Ride-sharing technology company Uber, concealed a hack that affected 57 million customers and drivers. The hack took place in 2016 and then-CEO Travis Kalanick reportedly was privy to the fact.
The hack was carried out by two perpetrators who were able to access a private GitHub coding site used by Uber software engineers. The hackers then accessed data stored on an Amazon Web Services account that handled computing tasks for the company. This, they were able to accomplish with login credentials they were able to obtain. These hackers then found an archive of rider and driver information. Later, they emailed Uber asking for money, according to the company. The hackers were able to get 57 million names, email addresses and mobile phone numbers. The names and driver’s license numbers of around 600,000 drivers in the United States were also compromised.
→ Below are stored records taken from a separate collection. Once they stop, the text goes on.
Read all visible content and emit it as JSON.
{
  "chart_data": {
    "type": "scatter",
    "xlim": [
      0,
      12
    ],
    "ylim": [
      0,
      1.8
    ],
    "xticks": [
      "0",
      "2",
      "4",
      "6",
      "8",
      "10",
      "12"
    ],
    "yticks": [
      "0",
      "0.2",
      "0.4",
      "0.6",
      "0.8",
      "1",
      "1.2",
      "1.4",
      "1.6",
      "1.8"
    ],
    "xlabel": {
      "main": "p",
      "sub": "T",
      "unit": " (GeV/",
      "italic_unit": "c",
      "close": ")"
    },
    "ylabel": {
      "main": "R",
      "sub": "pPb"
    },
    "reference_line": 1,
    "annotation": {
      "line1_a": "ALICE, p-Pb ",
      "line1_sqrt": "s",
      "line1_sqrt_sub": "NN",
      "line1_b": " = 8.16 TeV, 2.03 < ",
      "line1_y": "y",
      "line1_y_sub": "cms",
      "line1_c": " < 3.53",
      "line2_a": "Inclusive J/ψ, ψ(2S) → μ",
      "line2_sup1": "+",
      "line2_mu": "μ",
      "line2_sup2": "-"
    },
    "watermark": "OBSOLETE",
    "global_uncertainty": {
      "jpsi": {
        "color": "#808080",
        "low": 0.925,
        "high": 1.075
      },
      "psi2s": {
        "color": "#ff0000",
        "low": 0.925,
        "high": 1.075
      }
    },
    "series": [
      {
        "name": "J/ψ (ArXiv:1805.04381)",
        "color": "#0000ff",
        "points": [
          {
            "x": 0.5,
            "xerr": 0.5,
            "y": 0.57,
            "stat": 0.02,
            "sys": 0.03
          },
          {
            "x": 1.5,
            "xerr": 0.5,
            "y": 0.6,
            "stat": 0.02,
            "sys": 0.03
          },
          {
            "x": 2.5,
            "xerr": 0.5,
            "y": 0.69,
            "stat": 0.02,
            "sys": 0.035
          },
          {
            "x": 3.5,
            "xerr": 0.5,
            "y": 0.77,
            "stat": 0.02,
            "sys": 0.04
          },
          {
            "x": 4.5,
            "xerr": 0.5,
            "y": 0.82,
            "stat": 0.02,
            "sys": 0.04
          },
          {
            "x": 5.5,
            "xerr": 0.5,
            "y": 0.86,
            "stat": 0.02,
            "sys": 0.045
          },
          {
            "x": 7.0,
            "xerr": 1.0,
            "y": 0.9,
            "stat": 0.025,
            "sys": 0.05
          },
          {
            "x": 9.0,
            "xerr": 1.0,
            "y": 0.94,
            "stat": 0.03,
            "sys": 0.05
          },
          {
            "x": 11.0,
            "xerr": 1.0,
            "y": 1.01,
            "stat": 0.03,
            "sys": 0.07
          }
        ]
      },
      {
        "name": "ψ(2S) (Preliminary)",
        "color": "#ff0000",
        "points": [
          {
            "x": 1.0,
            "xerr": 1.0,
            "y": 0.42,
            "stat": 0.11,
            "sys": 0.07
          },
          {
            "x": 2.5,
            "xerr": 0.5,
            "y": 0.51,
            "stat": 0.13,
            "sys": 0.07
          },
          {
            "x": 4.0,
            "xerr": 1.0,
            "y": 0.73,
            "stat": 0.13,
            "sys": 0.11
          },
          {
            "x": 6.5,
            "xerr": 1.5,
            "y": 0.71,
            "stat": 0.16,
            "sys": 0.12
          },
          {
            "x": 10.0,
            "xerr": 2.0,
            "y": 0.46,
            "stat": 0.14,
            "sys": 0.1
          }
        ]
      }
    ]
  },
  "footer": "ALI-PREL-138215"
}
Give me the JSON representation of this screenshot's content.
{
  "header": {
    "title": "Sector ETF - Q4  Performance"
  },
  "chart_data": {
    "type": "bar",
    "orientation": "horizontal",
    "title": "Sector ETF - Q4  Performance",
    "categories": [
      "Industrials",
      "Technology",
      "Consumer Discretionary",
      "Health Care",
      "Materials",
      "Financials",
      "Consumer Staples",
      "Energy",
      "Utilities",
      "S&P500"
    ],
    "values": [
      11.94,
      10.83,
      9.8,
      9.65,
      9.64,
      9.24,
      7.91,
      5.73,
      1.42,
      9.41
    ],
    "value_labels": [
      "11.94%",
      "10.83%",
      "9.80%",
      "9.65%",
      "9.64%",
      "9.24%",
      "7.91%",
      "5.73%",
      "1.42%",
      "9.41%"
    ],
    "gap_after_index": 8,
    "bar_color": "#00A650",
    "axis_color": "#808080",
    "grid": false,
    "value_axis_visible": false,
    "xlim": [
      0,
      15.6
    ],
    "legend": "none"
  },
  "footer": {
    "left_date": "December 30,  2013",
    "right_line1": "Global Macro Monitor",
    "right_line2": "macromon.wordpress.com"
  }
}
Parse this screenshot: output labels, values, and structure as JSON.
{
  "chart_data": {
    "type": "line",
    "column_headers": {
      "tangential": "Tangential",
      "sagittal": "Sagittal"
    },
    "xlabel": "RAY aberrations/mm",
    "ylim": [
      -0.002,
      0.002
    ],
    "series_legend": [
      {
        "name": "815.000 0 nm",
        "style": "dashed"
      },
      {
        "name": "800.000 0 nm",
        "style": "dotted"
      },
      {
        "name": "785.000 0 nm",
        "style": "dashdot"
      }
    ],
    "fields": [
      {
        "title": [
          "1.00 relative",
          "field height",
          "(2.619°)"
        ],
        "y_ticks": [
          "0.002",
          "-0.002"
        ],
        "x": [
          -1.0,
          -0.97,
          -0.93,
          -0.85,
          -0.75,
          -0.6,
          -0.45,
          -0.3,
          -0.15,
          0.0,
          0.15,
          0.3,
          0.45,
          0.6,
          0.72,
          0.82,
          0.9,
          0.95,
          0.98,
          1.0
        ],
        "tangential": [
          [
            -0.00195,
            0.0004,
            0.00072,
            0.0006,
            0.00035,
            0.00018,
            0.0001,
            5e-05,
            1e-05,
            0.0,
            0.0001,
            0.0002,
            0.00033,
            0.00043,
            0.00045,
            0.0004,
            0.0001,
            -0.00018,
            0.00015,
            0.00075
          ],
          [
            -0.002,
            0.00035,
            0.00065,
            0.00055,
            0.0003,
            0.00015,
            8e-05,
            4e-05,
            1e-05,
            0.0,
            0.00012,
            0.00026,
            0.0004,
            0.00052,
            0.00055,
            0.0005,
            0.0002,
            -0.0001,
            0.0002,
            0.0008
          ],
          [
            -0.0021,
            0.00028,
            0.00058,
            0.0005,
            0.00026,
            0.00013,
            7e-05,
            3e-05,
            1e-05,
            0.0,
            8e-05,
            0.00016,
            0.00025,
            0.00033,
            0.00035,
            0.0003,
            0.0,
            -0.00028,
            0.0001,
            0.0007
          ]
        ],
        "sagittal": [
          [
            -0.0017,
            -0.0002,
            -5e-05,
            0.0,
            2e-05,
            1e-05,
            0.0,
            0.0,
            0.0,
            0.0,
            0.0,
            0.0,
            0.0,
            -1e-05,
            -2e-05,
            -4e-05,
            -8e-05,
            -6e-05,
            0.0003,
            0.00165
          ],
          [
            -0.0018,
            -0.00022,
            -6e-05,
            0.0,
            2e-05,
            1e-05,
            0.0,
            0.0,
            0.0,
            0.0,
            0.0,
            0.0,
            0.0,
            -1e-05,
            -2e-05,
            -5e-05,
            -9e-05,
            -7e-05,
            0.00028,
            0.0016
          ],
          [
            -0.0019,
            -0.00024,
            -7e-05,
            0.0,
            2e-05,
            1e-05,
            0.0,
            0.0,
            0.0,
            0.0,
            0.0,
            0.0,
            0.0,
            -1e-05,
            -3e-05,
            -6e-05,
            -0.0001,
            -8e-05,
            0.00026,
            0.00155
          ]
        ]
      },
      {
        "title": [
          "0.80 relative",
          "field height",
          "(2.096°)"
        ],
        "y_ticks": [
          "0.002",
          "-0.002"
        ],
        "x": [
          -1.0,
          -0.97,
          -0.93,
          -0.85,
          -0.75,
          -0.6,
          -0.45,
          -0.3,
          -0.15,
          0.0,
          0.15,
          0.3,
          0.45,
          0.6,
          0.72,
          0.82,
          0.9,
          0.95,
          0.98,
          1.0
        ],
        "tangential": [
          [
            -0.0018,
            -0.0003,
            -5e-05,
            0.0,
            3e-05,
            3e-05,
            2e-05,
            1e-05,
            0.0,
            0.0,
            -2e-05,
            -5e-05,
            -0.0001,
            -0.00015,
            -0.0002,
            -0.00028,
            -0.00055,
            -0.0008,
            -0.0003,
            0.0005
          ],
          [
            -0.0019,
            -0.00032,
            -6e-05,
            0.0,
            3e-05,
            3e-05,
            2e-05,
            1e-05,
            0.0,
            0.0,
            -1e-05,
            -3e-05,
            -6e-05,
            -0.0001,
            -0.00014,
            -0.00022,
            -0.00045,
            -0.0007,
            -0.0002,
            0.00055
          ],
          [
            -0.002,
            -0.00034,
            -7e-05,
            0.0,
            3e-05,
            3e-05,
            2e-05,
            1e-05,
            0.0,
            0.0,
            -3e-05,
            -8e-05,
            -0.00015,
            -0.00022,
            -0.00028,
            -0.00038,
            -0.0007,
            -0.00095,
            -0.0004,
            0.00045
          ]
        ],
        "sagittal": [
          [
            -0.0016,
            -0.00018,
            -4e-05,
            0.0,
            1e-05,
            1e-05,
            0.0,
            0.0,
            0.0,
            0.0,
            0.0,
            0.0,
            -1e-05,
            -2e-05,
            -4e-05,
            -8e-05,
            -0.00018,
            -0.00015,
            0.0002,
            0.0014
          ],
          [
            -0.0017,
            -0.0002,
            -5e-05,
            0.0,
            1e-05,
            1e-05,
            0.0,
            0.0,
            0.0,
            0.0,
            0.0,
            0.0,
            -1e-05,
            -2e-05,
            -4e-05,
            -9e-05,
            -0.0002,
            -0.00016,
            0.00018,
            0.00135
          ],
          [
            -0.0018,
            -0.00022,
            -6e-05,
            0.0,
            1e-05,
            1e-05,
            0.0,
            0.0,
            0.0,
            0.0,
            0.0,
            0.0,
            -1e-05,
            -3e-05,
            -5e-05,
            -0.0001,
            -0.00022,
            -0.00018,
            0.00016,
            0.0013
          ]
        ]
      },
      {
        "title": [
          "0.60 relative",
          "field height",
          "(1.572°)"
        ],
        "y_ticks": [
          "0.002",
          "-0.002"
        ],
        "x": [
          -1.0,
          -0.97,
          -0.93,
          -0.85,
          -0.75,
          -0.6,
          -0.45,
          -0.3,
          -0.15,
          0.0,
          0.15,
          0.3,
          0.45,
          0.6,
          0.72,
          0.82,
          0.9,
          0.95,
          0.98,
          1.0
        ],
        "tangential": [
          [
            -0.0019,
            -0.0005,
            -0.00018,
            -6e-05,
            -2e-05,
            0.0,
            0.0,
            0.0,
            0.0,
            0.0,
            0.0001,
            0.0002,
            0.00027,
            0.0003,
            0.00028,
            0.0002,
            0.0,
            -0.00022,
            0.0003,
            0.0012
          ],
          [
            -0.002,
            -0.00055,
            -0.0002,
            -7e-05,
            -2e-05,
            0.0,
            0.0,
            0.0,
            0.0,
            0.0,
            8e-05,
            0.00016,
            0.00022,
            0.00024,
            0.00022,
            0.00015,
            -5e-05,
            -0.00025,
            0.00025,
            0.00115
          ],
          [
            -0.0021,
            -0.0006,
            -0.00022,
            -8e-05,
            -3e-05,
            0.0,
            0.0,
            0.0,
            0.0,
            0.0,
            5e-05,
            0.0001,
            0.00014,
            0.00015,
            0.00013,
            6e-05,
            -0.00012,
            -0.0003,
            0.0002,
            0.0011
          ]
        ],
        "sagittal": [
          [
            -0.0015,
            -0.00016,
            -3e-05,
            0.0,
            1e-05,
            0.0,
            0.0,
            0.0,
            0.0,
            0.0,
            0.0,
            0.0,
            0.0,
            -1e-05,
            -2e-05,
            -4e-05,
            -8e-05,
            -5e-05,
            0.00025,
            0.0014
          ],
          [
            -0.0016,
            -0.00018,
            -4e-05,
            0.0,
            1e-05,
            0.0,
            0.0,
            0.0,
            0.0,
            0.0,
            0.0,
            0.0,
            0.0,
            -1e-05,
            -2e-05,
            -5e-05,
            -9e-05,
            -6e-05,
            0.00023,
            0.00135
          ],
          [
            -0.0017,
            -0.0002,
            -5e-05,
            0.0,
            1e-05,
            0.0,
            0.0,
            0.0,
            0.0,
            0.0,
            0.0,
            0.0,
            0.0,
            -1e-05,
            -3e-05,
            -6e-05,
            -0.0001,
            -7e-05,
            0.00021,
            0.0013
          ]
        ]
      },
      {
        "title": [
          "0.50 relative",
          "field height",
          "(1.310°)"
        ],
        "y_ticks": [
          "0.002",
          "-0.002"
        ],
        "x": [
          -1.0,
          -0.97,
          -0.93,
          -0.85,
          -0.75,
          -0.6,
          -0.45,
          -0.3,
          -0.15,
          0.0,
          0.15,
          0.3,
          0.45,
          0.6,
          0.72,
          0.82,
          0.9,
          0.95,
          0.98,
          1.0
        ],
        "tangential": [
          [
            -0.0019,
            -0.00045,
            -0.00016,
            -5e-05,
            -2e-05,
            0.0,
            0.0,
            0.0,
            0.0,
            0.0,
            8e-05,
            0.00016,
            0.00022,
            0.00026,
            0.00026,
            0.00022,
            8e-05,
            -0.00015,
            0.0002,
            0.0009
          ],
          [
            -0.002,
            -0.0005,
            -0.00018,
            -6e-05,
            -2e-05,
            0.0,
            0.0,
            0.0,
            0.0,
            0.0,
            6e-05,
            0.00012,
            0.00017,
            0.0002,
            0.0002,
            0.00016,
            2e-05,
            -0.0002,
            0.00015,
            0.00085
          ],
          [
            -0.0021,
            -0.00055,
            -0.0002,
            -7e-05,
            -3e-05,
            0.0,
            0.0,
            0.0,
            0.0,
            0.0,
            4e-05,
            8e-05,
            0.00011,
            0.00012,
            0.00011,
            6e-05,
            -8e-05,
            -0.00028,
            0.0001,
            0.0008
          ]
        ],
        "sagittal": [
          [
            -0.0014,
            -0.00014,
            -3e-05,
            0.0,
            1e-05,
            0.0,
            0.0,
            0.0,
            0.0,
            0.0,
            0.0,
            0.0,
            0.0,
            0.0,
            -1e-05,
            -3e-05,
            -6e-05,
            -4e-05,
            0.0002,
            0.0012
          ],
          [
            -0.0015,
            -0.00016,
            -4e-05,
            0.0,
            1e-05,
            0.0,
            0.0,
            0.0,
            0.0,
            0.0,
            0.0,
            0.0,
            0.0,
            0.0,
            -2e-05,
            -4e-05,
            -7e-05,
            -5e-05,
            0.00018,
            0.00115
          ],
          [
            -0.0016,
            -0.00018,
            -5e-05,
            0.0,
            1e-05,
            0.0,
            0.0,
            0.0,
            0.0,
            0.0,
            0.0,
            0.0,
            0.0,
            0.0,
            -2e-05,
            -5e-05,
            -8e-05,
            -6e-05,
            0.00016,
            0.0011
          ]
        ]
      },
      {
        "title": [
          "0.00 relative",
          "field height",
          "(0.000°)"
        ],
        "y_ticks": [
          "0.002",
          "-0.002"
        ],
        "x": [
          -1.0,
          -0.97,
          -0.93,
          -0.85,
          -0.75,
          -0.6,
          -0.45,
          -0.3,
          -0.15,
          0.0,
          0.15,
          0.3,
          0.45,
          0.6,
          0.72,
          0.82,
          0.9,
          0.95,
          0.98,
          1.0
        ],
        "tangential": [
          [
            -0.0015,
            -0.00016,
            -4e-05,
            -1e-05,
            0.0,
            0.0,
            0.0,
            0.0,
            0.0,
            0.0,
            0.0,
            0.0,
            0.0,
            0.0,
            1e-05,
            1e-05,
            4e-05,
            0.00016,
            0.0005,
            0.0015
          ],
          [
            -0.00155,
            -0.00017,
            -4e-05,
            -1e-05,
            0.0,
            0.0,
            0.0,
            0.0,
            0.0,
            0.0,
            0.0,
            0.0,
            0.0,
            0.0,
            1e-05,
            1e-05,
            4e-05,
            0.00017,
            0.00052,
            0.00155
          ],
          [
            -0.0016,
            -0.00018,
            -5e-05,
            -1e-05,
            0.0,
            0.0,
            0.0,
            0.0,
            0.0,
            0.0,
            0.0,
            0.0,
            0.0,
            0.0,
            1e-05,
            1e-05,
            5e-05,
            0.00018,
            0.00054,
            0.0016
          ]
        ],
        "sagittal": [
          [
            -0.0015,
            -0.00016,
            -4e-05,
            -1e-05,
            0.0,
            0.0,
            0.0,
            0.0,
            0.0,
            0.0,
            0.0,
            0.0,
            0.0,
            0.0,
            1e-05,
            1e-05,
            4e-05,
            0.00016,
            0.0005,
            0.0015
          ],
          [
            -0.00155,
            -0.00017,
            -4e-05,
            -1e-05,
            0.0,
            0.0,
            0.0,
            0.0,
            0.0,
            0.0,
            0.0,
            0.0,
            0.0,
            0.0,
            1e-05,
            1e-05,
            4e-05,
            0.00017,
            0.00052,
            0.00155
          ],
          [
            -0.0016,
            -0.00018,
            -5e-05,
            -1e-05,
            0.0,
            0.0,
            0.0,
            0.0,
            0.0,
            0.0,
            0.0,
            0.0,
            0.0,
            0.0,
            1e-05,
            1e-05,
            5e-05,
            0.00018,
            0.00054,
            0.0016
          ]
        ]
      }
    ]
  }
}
What is coming out from many of the recent hacks is that the hacking happens in a chain of events. A person (mostly an employee of the company that gets hacked) also has accounts in other places that may not be so secure. The hacker picks up the login details, passwords and other credentials from those places and tries it out in the company account to get vital information. Hillary Clinton’s campaign hacking also happened that way where the hackers first got information from the gmail accounts which obviously were not so secure. The recent hacking at Onelogin had a similar Modus Operandi followed by the hackers.
This points at two things. First, it is the Management of Identity of the person that is more important than just securing his company account. Second, hackers attack the weakest link in the chain to get vital clues that are then used to attack important accounts. In any case it is important to secure the vital accounts thru MFA (Multi Factor Authentication) and strong Password Management.